Remaining in the same town their entire lives, the boys grow apart having different reactions to Dave’s abduction. Sean became a police detective, seeing a universal morality, an objective right and wrong that needed to be enforced. Jimmy became a criminal, rebelling against authority. He sees an individual, subjective morality. Dave, most affected by what happened, is in limbo between both views, unable to commit in a world that makes no sense, but he forges ahead as best he can.
They all get married with Jimmy and Dave marrying cousins, Annabeth and Celeste, although becoming related doesn’t bring them any closer. Both Jimmy and Dave have children. Jimmy has three daughters from two wives while Dave has one son. Sean’s wife runs away for reasons he’s not completely sure of. She calls him frequently, but never speaks. I’m sure it’s an interesting novel device, but it grated on my nerves after a while. Many characters are silenced and mute in this film, literally and figuratively, but silence doesn’t always work in a visual medium.
One night, Jimmy’s oldest daughter, Katie, is killed in a local park. That same night Dave gets home late, his hands scraped up and covered in blood. He explains to his wife that he nearly beat a mugger to death. He acts overly suspicious the rest of the film and tells everyone a different story about what caused the condition of his hands. The writer seems very motivated to make Dave appear guilty, so much so that it’s pretty obvious that he didn’t do it. There’s also the complete lack of motivation for him to have committed the crime.
Dave becomes a suspect with the police because he was at the same bar that Katie was at the night she died and they don’t buy his “garbage disposal” story that he gives them about his hands’ condition. When the police question his wife, she begins to doubt Dave’s story. I didn’t believe Dave lying to his wife, especially when we find out what the truth is. She would have accepted what happened. One odd moment during the investigation of Dave is when he’s being interrogated in the box. Just when the detectives are backing Dave into a corner, he outsmarts them by using their evidence to prove his innocence. This doesn’t ring true because Dave hasn’t had a consistent story the entire time, yet he comes across like a criminal mastermind in this scene. After Dave is released, Celeste tells Jimmy about her doubts, setting forth a deadly chain of events.
I can’t say anymore without giving away the conclusion, but this causes a problem in critiquing the film because the major element I have a problem with is the ending. I found the decisions and final actions of all the main characters unsatisfying.
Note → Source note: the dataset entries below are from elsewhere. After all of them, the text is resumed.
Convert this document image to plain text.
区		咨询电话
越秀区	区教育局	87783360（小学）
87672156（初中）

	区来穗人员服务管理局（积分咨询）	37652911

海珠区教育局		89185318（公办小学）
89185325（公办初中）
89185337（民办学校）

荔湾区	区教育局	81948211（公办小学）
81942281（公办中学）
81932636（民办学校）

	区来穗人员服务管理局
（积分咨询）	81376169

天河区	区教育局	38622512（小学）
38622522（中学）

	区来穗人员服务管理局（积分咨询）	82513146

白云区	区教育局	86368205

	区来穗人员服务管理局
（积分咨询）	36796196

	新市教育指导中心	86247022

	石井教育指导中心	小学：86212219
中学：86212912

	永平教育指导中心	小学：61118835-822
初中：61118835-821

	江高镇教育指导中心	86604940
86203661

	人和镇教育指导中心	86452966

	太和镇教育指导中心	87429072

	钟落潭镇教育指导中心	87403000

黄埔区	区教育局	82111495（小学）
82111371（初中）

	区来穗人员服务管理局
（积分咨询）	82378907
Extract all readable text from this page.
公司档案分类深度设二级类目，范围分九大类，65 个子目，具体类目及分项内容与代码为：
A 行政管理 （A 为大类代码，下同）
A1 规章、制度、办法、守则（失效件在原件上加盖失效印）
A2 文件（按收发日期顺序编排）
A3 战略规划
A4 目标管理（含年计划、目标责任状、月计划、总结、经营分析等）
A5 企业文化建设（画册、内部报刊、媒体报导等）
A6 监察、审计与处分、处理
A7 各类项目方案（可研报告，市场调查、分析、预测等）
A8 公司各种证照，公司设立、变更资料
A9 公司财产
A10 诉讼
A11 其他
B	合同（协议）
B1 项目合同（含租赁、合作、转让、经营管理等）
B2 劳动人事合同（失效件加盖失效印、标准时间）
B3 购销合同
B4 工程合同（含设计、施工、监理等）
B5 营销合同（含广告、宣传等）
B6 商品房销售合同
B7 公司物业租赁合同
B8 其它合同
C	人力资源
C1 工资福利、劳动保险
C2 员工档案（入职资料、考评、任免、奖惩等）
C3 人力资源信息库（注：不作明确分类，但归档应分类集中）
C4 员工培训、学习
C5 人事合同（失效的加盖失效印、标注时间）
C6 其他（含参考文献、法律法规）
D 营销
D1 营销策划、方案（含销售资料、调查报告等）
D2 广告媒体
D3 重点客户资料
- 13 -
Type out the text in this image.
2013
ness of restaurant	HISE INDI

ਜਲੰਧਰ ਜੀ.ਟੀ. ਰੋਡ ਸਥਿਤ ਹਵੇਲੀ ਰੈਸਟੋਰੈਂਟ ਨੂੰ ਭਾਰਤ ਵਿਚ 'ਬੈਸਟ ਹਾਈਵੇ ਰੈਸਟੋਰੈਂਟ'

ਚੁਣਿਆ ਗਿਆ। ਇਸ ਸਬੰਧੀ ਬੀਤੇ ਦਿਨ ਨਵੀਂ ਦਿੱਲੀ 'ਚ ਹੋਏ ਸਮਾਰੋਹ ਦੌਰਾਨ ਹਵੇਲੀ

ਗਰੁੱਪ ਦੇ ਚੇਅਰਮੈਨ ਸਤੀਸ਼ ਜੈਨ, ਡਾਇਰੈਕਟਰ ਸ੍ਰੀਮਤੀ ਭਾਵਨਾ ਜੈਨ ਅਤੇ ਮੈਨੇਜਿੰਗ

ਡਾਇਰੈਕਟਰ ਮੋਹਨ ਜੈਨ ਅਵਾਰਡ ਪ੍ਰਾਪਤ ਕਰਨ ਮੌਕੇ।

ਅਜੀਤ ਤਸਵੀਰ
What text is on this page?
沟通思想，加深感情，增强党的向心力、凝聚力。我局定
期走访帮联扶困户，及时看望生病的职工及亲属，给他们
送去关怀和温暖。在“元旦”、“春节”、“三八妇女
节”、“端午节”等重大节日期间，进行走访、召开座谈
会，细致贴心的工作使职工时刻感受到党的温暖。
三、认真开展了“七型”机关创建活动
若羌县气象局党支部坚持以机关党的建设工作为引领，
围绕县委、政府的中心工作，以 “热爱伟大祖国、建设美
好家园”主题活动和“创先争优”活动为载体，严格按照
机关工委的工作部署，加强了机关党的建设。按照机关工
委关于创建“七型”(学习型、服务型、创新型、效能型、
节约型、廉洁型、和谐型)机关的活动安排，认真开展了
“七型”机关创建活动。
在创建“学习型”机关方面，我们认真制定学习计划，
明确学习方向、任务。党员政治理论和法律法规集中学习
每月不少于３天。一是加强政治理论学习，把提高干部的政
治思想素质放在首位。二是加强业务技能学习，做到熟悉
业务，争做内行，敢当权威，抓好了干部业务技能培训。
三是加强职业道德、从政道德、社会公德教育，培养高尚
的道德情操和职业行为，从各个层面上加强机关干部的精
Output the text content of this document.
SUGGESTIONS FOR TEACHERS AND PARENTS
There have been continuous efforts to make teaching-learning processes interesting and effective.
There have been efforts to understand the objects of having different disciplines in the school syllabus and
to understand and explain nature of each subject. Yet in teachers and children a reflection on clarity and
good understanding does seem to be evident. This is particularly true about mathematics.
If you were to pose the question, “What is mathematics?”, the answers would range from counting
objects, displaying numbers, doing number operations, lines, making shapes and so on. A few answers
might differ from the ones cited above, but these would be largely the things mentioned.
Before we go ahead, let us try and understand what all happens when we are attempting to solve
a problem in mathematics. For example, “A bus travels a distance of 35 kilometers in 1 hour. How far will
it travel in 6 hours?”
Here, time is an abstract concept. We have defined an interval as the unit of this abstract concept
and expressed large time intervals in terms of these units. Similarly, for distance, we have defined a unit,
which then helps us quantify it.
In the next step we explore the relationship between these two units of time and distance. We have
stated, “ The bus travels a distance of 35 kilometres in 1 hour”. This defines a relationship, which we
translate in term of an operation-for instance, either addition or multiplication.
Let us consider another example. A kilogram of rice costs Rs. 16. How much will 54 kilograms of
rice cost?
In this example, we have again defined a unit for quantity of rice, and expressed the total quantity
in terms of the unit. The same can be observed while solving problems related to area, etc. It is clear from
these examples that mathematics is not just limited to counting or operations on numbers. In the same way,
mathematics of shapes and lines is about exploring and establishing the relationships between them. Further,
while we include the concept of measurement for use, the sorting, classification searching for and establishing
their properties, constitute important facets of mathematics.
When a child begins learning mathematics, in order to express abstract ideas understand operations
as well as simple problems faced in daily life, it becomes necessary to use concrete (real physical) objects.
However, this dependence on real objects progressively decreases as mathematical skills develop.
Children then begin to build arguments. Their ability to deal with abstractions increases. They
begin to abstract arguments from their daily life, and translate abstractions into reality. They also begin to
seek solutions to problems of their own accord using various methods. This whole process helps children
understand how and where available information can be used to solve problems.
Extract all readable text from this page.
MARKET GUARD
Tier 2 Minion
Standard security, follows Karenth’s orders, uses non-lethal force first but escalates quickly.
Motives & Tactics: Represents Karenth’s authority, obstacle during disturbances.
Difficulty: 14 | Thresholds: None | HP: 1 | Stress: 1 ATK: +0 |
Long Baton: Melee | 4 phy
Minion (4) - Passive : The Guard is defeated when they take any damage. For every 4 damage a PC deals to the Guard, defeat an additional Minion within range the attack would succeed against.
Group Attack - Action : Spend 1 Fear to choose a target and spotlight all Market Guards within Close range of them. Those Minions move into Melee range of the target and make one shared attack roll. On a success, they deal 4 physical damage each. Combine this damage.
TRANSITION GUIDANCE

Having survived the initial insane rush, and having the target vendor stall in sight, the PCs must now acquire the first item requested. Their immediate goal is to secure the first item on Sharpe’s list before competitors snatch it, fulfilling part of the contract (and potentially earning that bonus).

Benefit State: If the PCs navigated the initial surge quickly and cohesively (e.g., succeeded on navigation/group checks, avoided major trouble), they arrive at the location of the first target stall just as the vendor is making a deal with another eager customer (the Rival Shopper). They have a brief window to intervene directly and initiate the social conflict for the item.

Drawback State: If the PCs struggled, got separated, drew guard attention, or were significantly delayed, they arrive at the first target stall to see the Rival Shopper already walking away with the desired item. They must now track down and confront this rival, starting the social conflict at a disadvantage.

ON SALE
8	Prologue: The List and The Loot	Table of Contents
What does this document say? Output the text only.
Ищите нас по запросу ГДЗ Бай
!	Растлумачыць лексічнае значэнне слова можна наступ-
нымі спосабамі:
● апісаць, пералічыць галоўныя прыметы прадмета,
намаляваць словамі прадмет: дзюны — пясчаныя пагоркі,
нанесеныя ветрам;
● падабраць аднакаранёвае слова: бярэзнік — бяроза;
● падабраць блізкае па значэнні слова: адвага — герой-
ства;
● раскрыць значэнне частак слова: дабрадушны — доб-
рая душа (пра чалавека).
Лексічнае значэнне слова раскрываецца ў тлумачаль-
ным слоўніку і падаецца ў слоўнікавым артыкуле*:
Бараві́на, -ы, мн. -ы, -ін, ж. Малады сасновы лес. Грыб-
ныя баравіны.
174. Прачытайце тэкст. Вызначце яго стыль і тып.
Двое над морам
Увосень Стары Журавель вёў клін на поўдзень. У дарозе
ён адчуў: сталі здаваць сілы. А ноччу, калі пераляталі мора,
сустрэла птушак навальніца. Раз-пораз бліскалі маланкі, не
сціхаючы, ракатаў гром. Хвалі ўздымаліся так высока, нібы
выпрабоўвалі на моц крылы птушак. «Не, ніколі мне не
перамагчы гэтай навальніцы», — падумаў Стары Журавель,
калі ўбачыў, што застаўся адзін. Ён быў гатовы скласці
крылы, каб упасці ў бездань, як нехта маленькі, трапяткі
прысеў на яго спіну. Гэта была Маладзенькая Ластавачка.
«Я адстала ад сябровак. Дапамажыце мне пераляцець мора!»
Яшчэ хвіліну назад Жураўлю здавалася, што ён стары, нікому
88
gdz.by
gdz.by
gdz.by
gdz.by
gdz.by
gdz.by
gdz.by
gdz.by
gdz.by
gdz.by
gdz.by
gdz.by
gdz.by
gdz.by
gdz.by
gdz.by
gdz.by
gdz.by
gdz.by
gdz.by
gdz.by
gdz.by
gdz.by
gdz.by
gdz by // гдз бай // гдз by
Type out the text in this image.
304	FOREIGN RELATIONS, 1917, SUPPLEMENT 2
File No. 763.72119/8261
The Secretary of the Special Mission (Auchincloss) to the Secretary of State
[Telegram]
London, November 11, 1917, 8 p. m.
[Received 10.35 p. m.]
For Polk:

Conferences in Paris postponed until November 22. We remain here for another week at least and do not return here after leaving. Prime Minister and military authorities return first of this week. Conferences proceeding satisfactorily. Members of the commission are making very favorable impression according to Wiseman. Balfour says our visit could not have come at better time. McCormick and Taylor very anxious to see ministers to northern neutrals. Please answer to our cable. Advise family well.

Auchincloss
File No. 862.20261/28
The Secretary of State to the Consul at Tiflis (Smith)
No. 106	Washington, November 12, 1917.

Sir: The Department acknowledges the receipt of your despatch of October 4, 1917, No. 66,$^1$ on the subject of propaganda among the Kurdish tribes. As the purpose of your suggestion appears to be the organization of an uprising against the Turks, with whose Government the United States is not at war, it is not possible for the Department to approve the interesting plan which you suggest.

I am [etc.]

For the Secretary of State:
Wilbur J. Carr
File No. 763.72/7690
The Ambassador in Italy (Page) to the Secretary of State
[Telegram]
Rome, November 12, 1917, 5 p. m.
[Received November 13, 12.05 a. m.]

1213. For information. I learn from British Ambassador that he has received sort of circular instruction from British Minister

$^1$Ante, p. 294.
I believe the crossroads they all end up at, but not the culmination of the paths they all choose to take.
Mystic River is not about solving the murder of Katie; it’s about how events from the past affect your present and future, about the unfairness of justice, about following one’s own moral code. But I wondered why so much time was spent involved in the solving of the crime only to have themes piled on during the epilogue of the film. With that being said, I did find the solving of Katie’s murder to be very engaging. It was unexpected while still being believable. All the other storylines spun off into a complete letdown.
Even with the forced focus on Dave as a suspect, I enjoyed the first two-thirds of the film. It is a very talented ensemble put together and although there were great performances all around, I thought Tim Robins gave the more impressive of them. Sean Penn was good, but his role didn’t require much range. I’m baffled by Tim’s recognition as a supporting actor, since there are three main characters and he is the catalyst for many of the events that drive the story. He is not a supporter and I wish he would have the decency to reject any accolades he receives with that designation, but whom am I kidding.